ECHA guidance on the integrated testing strategy and screening assessment for soil (ECHA 2017, R.7c) indicates that this substance falls into soil Hazard Category 1 (based on low potential for adsorption (log Kow<5), low persistence (readily biodegradable) and low toxicity to aquatic organisms (EC 50 >1mg/L)). For this soil Hazard Category, when the PEC/PNECscreen based on the equilibrium partitioning method (EQPM) is <1, no further testing on soil organisms is needed.

Discussion of trends in the Category of C6-24 linear and essentially-linear aliphatic alcohols:

The experimental data set for terrestrial toxicity across the category is limited. There are no long-term data on the toxicity of LCAAs to soil-dwelling organisms. However, the absolute quantity of partitioning to soil is expected to be small, and rapid degradation is anticipated, particularly in view of the rapid degradation seen in short-term studies using soils.

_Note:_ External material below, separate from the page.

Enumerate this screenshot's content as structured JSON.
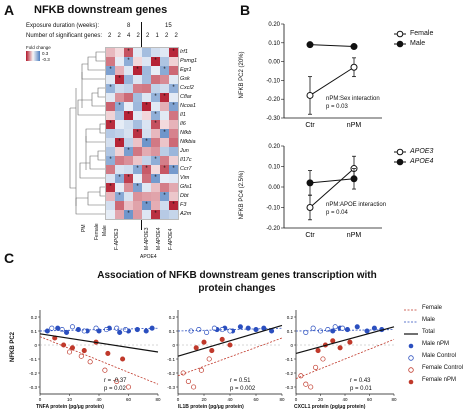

It is notable that significant technical difficulties were encountered during method development for a recent study with decan-1-ol of adsorption/desorption (OECD 106, Wildlife 2015) using natural standard soils, in that it was not possible to detect sufficient substance and establish equilibrium in non-sterilised soil samples. During method development in preparation for this study, the laboratory reported that after equilibration with soils for 15-minute to 24-hour periods, decan-1-ol dosed into the test vessels was partly or completely transformed into a more polar product, which was clearly distinguishable from the starting material as clear and well separated peaks in the chromatograms. The rate of transformation depends on the soil type. Only after a very short (5-minute) equilibration the parent material remained intact (personal communication, 8 January 2015 from Wildlife International laboratory). Half-lives were not explicitly derived, but chromatograms presented would indicate the half-life of decan-1-ol in the soil test samples was approximately 30 min - 1 hour (silt loam soil); 1 - 2 hours (loamy sand), and 15 - 30 minutes (clay loam). In view of this, it is not technically feasible to attempt any further terrestrial toxicity testing and the absence of existing long-term study data is understandable.

Toxicity to micro-organisms

The terrestrial chemical safety assessment has been conducted using the Equilibrium Partitioning method (EQPM). It is recognised that the aquatic PNEC used in the EQPM does not take into account any indicator for effects in aquatic microorganisms. However, analogous alcohols within the Category are very rapidly biodegradable and show no significant inhibitory effects on respiration of activated sludge or specific microbial strains relevant to WWTP, at or above the limit of solubility (based on inhibition tests and lack of toxicity in ready biodegradability test). A lack of toxicity to soil microbiota was suggested by a recent experimental finding associated with a recent study of adsorption/desorption (OECD 106, Wildlife International, 2015) using decan-1-ol. Significant technical difficulties were encountered during method development for this study using natural standard soils, in that it was not possible to detect sufficient substance and establish equilibrium in non-sterilised soil samples.Therefore it is unlikely that the PNECterrestrial based on aquatic ecotoxicity test results would not be protective for terrestrial microorganisms. The chemical safety assessment using EQPM does not suggest any unacceptable risks for the terrestrial compartment.

Therefore, further toxicity testing with terrestrial microorganisms does not need to be conducted.

Toxicity to birds

In accordance with Column 2 of REACH Annex X, studies on long-term or reproductive toxicity to birds (required in section 9.6.1) do not need to be conducted due to the availability of relevant existing data.